En annonçant son ralliement à Nicolas Sarkozy, André Glucksmann a eu le mérite de recentrer le débat électoral sur le cœur de la fonction présidentielle. Dans la Ve République, le président est compétent en matière de politique internationale, de défense, et d’institutions. Sur le reste, il peut influencer son gouvernement lorsque celui-ci lui est favorable ou se morfondre en silence, en période de cohabitation.

M. Glucksmann justifie son choix en dénonçant la Realpolitik qui fait commercer avec les tyrans et en glorifiant le vent révolutionnaire qui apportera la liberté à tous les peuples. Des commentateurs s’étonnent de ce virage à droite au nom de principes de gauche. Il n’y a pourtant là rien de très nouveau, qu’un tardif alignement sur la scène intellectuelle états-unienne. Ceux que l’on nomme aujourd’hui les néo-conservateurs, issus de la revue Commentary, se sont constitués en groupe politique après la chute de Saïgon. Refusant la défaite, ils remirent en cause la Realpolitk d’Henry Kissinger et constituèrent un « parti de la guerre » qui a occupé le pouvoir à Washington de 1975 à aujourd’hui, sans interruption, excepté sous Jimmy Carter. C’est à tort que l’on assimile ce courant à l’administration Bush fils, oubliant que les néo-conservateurs n’ont cessé de faire le va et vient entre l’extrême gauche du Parti démocrate et l’extrême droite du Parti républicain, faisant successivement campagne pour Ford, Dole, Reagan, Bush père, Clinton et Bush fils.

Quel est donc cet idéal de liberté sans frontières que chantent André Glucksmann et ses amis ? Certainement pas celui des Lumières qui, de Pascal Paoli à Toussaint Louverture, de Thomas Paine à Francisco de Miranda a émancipé les hommes. Non, les néoconservateurs états-uniens débutèrent leur carrière dans la mouvance trotskiste de Max Shachtman, tandis que M. Glucksmann se revendiquait du maoïsme. Tous ont conservé ce culte de la violence qui les fait espérer et applaudir chaque bombardement ou presque qui ensanglante la planète depuis trente ans. Leur dogme est connu, c’est un sophisme : démocratiser le monde par la force. Leur liberté, c’est celle qu’ils ont donné aux Irakiens qu’ils ont débarrassés d’un despote pour les plonger dans le chaos.

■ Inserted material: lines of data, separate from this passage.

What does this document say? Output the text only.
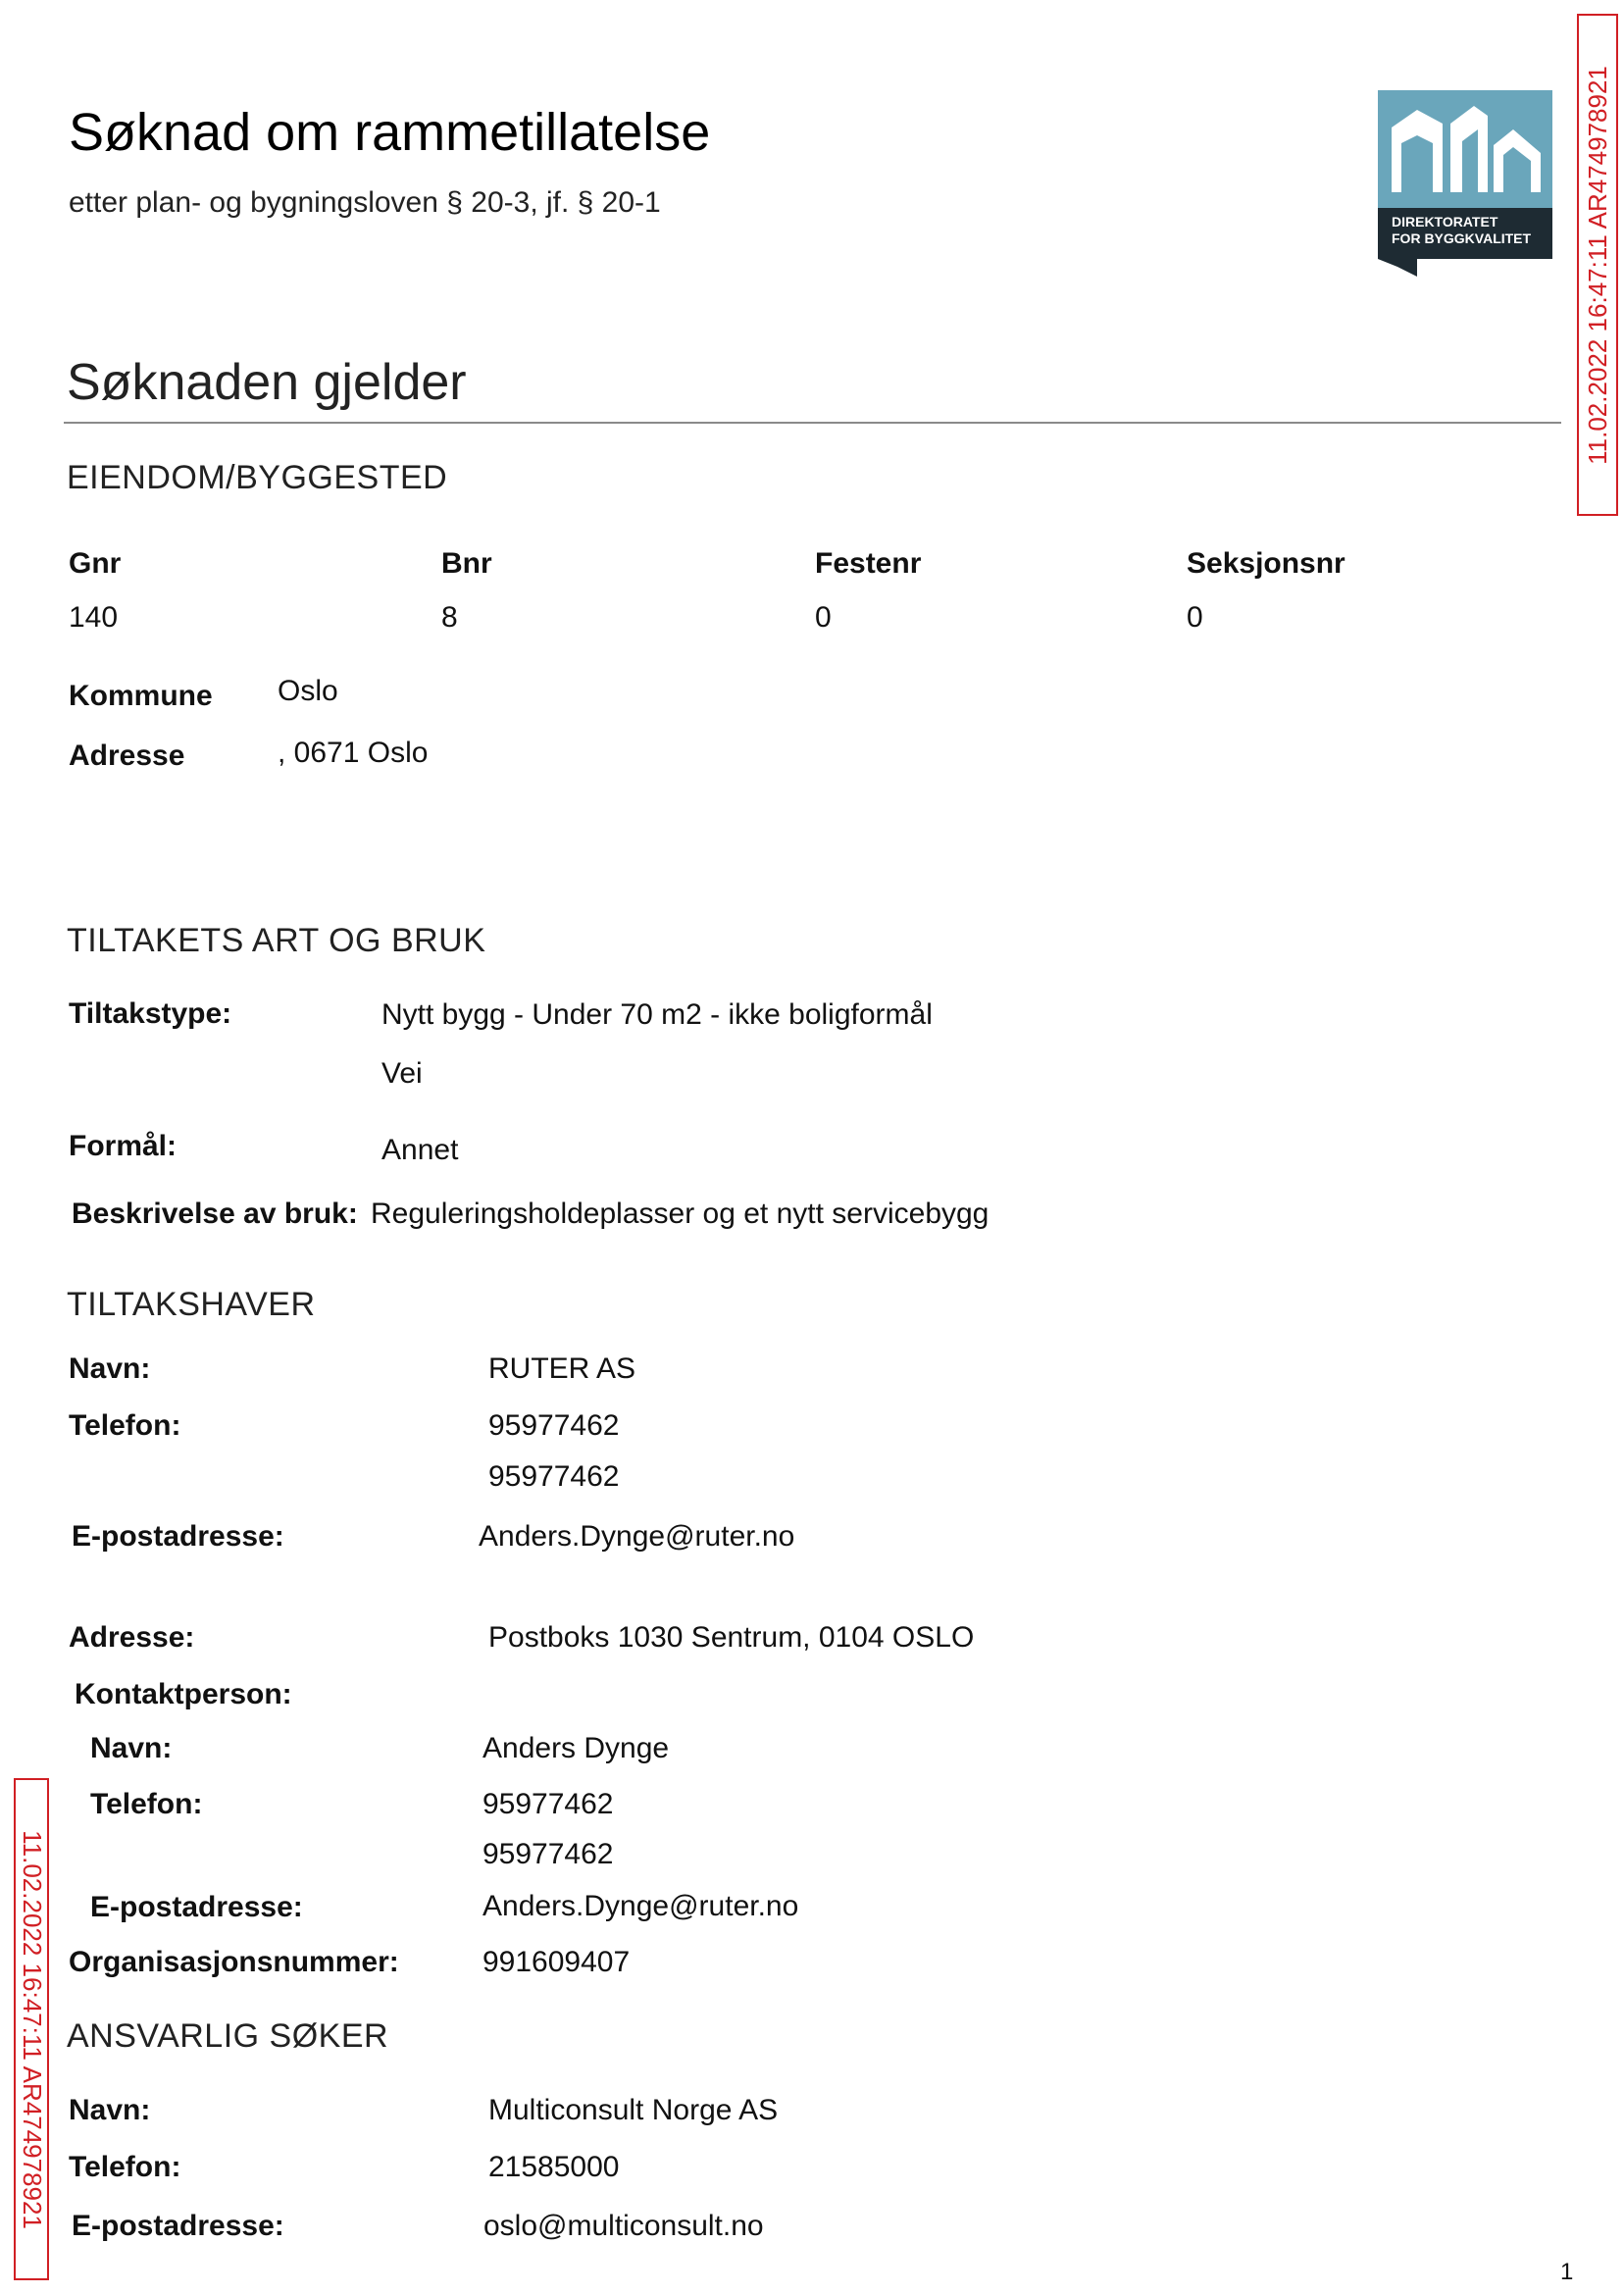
Søknad om rammetillatelse
etter plan- og bygningsloven § 20-3, jf. § 20-1
DIREKTORATET
FOR BYGGKVALITET 11.02.2022 16:47:11 AR474978921
11.02.2022 16:47:11 AR474978921
Søknaden gjelder
EIENDOM/BYGGESTED
Gnr	Bnr	Festenr	Seksjonsnr
140	8	0	0
Kommune Oslo
Adresse	, 0671 Oslo
TILTAKETS ART OG BRUK
Tiltakstype:	Nytt bygg - Under 70 m2 - ikke boligformål
Vei
Formål:	Annet
Beskrivelse av bruk: Reguleringsholdeplasser og et nytt servicebygg
TILTAKSHAVER
Navn:	RUTER AS
Telefon:	95977462
95977462
E-postadresse:	Anders.Dynge@ruter.no
Adresse:	Postboks 1030 Sentrum, 0104 OSLO
Kontaktperson:
Navn:	Anders Dynge
Telefon:	95977462
95977462
E-postadresse:	Anders.Dynge@ruter.no
Organisasjonsnummer:	991609407
ANSVARLIG SØKER
Navn:	Multiconsult Norge AS
Telefon:	21585000
E-postadresse:	oslo@multiconsult.no
1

Oui, la campagne présidentielle est le moment de débattre de notre conception de la liberté, et du monde dont nous rêvons. Faut-il enfoncer les portes ouvertes en rappellant que les premiers combats pour l’émancipation son ceux de l’alimentation, de l’éducation, de la santé et de la paix ? Faut-il expliciter que ces combats se heurtent partout — et jusqu’en Europe — au fantasme de puissance des néoconservateurs et au comportement prédateur des États-Unis ? Autant de réalités qui dépassent le clivage droite/gauche.

Oui, nous devons choisir entre d’une part, nous satisfaire d’un monde unipolaire dans lequel une puissance dominante peut piller les faibles ou d’autre part, construire un monde multipolaire dans lequel la paix est garantie par un équilibre des puissances et le progrès humain par la propagation des idées.

André Glucksmann stigmatise « le fétichisme conservateur [qui] cultive le primat des États ». Il rejette les bases du droit international qu’imaginèrent les Prix Nobel de la Paix français Leon Bourgeois et Aristide Briand : la souveraineté des États au service de celle des peuples. Il préfère le « droit d’ingérence » que les Anglo-Saxons s’arrogèrent pour étendre leur Empire au détriment de celui des Ottomans et que Bernard Kouchner remit à la mode pour servir les mêmes intérêts impériaux, au détriment cette fois de ceux des Soviètiques : la souveraineté des minorités instrumentée par les puissances expansionnistes.

Les États sont des Léviathans toujours prêts à dévorer notre liberté. Mais ce sont aussi les seuls cadres connus dans lesquels la liberté et la démocratie peuvent s’épanouir. C’est pourquoi détruire les États permet de dominer les peuples, tandis qu’émanciper les hommes exige que l’on mettre les États au service des peuples.

Il existe certainement de bonnes raisons de soutenir Nicolas Sarkozy, mais en justifiant son choix avec les arguments des néoconservateurs, André Glucksmann ne s’honore pas.